Agora: Santé privée?
L'assurance maladie privée: un extraordinaire retournement de l'histoire
Le jugement du plus haut tribunal canadien invalidant l'interdiction de souscrire une assurance privée pour des soins couverts par le régime public relance avec vigueur une question qui sera capitale pour l'avenir du système de santé québécois. Doit-on faire une niche à l'entreprise privée dans le système public? Certains le croient et en font même une nécessité pour maintenir l'accès aux soins de santé. Dans les débats qui s'amorcent, il ne faudrait cependant pas oublier que le Québec a déjà connu une époque où l'accès aux soins passait en partie par l'assurance privée. L'expérience n'est pas si ancienne: elle a été menée durant les deux décennies qui ont précédé l'établissement du régime universel d'assurance hospitalisation, en 1961. Elle n'a pas non plus été couronnée de succès, les compagnies d'assurances ayant échoué dans leur projet d'offrir une couverture étendue et accessible. L'histoire peut-elle éclairer la situation actuelle? Si les chassés-croisés entre l'histoire et l'actualité doivent se faire avec précaution, un retour sur les expériences passées n'en constitue pas moins un point de départ pertinent pour évaluer les enjeux actuels.

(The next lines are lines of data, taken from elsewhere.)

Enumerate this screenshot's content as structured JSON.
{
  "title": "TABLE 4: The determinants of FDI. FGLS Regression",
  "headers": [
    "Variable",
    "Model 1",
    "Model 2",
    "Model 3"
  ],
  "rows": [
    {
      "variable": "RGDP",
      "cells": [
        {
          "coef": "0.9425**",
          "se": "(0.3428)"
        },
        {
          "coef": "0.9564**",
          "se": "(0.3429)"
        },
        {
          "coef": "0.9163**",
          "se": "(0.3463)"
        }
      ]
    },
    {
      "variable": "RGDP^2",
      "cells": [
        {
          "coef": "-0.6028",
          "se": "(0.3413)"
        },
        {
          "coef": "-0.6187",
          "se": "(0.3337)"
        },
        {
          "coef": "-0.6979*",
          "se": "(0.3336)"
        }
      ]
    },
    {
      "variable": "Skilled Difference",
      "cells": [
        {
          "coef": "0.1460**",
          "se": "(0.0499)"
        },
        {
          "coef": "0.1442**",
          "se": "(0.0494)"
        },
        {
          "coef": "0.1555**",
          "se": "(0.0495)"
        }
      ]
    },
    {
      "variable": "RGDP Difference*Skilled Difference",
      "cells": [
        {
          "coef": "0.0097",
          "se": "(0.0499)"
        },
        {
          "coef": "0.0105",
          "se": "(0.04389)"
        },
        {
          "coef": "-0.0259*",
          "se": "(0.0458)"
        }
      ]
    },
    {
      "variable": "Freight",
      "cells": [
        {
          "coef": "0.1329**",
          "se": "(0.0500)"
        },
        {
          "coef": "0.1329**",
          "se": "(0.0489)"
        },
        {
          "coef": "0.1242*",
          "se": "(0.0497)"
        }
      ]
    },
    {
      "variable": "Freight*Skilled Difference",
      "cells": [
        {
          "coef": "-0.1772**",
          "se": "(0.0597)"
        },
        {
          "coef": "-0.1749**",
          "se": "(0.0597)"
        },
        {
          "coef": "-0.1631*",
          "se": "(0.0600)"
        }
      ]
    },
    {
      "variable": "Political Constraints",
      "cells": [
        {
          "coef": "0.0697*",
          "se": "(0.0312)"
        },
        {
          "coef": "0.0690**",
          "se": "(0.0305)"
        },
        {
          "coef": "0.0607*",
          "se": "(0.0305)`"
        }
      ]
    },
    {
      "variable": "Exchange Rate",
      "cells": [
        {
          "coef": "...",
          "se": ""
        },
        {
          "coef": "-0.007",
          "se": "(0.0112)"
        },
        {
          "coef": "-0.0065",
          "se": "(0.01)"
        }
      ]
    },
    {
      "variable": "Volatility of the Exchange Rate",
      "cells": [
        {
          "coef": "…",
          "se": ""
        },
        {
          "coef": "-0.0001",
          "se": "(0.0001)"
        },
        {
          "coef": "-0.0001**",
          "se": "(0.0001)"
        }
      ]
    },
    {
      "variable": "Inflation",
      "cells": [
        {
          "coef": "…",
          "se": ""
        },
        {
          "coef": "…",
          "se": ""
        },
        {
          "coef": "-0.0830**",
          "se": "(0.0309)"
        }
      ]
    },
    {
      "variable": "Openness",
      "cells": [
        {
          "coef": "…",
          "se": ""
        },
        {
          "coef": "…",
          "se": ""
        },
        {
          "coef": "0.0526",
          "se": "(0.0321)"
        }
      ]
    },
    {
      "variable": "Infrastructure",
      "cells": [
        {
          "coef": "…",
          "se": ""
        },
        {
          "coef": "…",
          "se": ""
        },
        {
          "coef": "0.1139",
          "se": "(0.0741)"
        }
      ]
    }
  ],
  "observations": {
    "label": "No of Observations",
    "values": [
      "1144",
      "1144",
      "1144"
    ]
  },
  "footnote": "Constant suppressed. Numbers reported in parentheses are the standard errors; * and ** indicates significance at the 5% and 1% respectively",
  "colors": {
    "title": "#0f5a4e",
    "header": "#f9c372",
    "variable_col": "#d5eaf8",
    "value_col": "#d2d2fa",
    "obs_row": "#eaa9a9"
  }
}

Les promesses passées de l'assurance privée
Au Québec, les compagnies commerciales s'intéressent peu à l'assurance maladie avant les années 30. La grande majorité des patients paient alors eux-mêmes tous leurs soins alors que les plus démunis d'entre eux sont pris en charge gratuitement en vertu de la Loi de l'assistance publique de 1921. C'est au cours de la Grande Crise que se réalise l'osmose entre l'industrie de l'assurance et le monde hospitalier. Les initiatives du Montreal Board of Trade en vue de créer une société d'assurance hospitalisation, semblable à celles qui se multiplient alors dans les grandes villes des États-Unis, ont été la clé de voûte de cette réforme de l'assurance privée. Les principales organisations médicales et hospitalières, des patrons de grandes firmes capitalistes et des assureurs se rallient au projet et fondent, en 1942, la Croix-Bleue, pendant québécois de Blue Cross of America.

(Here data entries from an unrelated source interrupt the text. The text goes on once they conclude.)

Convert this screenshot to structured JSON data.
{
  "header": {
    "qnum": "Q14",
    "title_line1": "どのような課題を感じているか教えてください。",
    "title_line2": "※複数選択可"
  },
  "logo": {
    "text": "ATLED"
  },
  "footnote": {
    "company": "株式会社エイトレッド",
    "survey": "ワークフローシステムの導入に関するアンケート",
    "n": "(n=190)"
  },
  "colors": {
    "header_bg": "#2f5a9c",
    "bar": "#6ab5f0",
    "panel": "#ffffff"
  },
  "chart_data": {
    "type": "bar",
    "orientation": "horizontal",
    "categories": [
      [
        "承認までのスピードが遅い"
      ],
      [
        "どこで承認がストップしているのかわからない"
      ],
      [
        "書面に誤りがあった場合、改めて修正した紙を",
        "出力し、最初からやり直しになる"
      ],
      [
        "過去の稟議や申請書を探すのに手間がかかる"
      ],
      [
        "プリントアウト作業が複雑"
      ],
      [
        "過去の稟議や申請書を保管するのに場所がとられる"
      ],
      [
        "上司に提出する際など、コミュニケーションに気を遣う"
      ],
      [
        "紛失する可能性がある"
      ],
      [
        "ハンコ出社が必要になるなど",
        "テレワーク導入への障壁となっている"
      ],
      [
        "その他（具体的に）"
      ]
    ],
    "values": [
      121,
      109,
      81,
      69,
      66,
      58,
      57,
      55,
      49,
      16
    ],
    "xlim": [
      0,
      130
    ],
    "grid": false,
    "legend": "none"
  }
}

Cette coalition d'intérêts souhaitait éviter à tout prix que s'installe ici un monopole d'État en matière d'assurance maladie, une idée qui prenait alors racine dans les milieux ouvriers organisés, chez certains intellectuels et quelques politiciens. Pour contrer cette menace, on fit miroiter que l'assurance privée allait résoudre les problèmes financiers des hôpitaux. On s'engagea à mettre au point des polices d'assurance accessibles aux bourses les plus modestes. On promit des régimes à protection étendue, englobant non seulement les déboursés pour séjours hospitaliers mais aussi les frais médicaux.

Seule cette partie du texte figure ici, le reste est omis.